Prozess-Start im Linzer Swap-Krimi
Im siebten Stock des Wiener Handelsgerichts startet am Freitag einer der brisantesten Zivilprozesse der jüngsten Zeit: Die Stadt Linz und die Bawag klagen sich gegenseitig wegen eines Spekulationsgeschäfts auf Basis des Schweizer Frankens, das aus dem Ruder gelaufen ist. Nach Abbruch einer Mediation durch die Bawag muss nun der Wiener Richter Andreas Pablik klären, ob die hochriskante Zins- und Währungswette „Swap 4175“, die die Bawag der Stadt Linz im Jahr 2007 verkauft hat, rechtswirksam zustande gekommen und marktüblich ist, und ob die Bank ihren Aufklärungspflichten nachgekommen ist. Zur Erinnerung: Schon seit den 90er Jahren spekulierte die Stadt Linz mit dem Schweizer Franken und finanzierte sich u.a. durch Franken-Darlehen. Ab Mitte 2004 sollte das Fremdwährungsrisiko durch „marktübliche Finanzgeschäfte“ optimiert, sprich das Wechselkursrisiko abgesichert werden. Der Gemeinderat stimmte zu. 2006 wurde sogar ein Rahmenvertrag für künftige Finanztermingeschäfte mit der Bawag abgeschlossen.

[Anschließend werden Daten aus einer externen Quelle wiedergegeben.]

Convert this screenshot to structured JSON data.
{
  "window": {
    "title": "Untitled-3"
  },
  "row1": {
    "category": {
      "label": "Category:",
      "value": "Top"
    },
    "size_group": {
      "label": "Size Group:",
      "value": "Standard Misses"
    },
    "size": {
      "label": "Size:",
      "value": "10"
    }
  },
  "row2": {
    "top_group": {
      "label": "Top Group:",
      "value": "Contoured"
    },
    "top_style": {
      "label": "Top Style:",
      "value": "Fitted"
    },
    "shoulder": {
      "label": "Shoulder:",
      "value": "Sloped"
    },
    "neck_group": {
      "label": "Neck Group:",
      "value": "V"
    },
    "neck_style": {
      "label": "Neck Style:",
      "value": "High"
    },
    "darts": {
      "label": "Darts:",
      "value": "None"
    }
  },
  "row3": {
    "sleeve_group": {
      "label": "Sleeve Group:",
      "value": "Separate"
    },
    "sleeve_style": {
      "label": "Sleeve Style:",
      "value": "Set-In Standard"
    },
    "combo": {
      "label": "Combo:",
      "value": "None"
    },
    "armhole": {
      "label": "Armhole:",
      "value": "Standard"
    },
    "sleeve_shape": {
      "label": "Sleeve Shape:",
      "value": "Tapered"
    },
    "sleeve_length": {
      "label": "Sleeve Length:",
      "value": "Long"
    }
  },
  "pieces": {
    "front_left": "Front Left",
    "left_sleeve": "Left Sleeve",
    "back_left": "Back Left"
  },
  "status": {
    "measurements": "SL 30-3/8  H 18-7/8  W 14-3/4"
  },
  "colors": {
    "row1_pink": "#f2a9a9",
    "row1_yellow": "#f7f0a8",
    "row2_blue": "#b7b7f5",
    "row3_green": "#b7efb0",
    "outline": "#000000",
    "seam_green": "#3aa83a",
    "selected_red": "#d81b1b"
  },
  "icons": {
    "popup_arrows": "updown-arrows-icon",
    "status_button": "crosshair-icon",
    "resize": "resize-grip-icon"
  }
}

Eine verhängnisvolle Wette
Im Februar 2007 wollten die Linzer die Zinsbelastung eines Darlehens (195 Millionen Schweizer Franken) mit der Wette „Swap 4175“ verringern. Doch der Franken-Kurs stieg im Verhältnis zum Euro deutlich und bei den Linzern wurde das Fremdwährungsrisiko schlagend. Aus dem angeblich vorteilhaften Finanzgeschäft wurde eine massive finanzielle Belastung. Die tatsächliche Tragweite des Kursanstiegs soll der Linzer Finanzdirektor Werner P. anfangs nicht erkannt haben.
Im Herbst 2011 stieg die Stadt abrupt aus dem fatalen Geschäft aus und klagte die bisher an die Bawag geleisteten Zahlungen (25,2 Millionen Euro) ein. Die Bank konterte mit einer Gegenklage in Höhe von 417,37 Millionen Euro. So viel soll die außerplanmäßige Abwicklung des Derivatgeschäfts gekostet haben. Aufgrund der gesetzlichen Verzugszinsen (acht Prozent) stehen mittlerweile knapp 474 Millionen Euro zu Buche.
Die Argumente der Stadt
Linz fühlt sich von der Bawag über den Tisch gezogen und getäuscht – die Bawag bestreitet das. Laut Meinhard Lukas, Rechtsberater der Stadt, ist die Wette von der Bawag so strukturiert worden, dass sich schon ein „negativer Anfangswert“ von 20 Millionen Euro zum Nachteil der Stadt ergab. Auch habe der Stadtkämmerer Werner P. allein den Vertrag abgeschlossen, ohne die zuständigen Organe der Stadt (Gemeinderat) zu informieren. Und die Risiken des Geschäfts soll er in internen Berichten "unrichtig dargestellt haben"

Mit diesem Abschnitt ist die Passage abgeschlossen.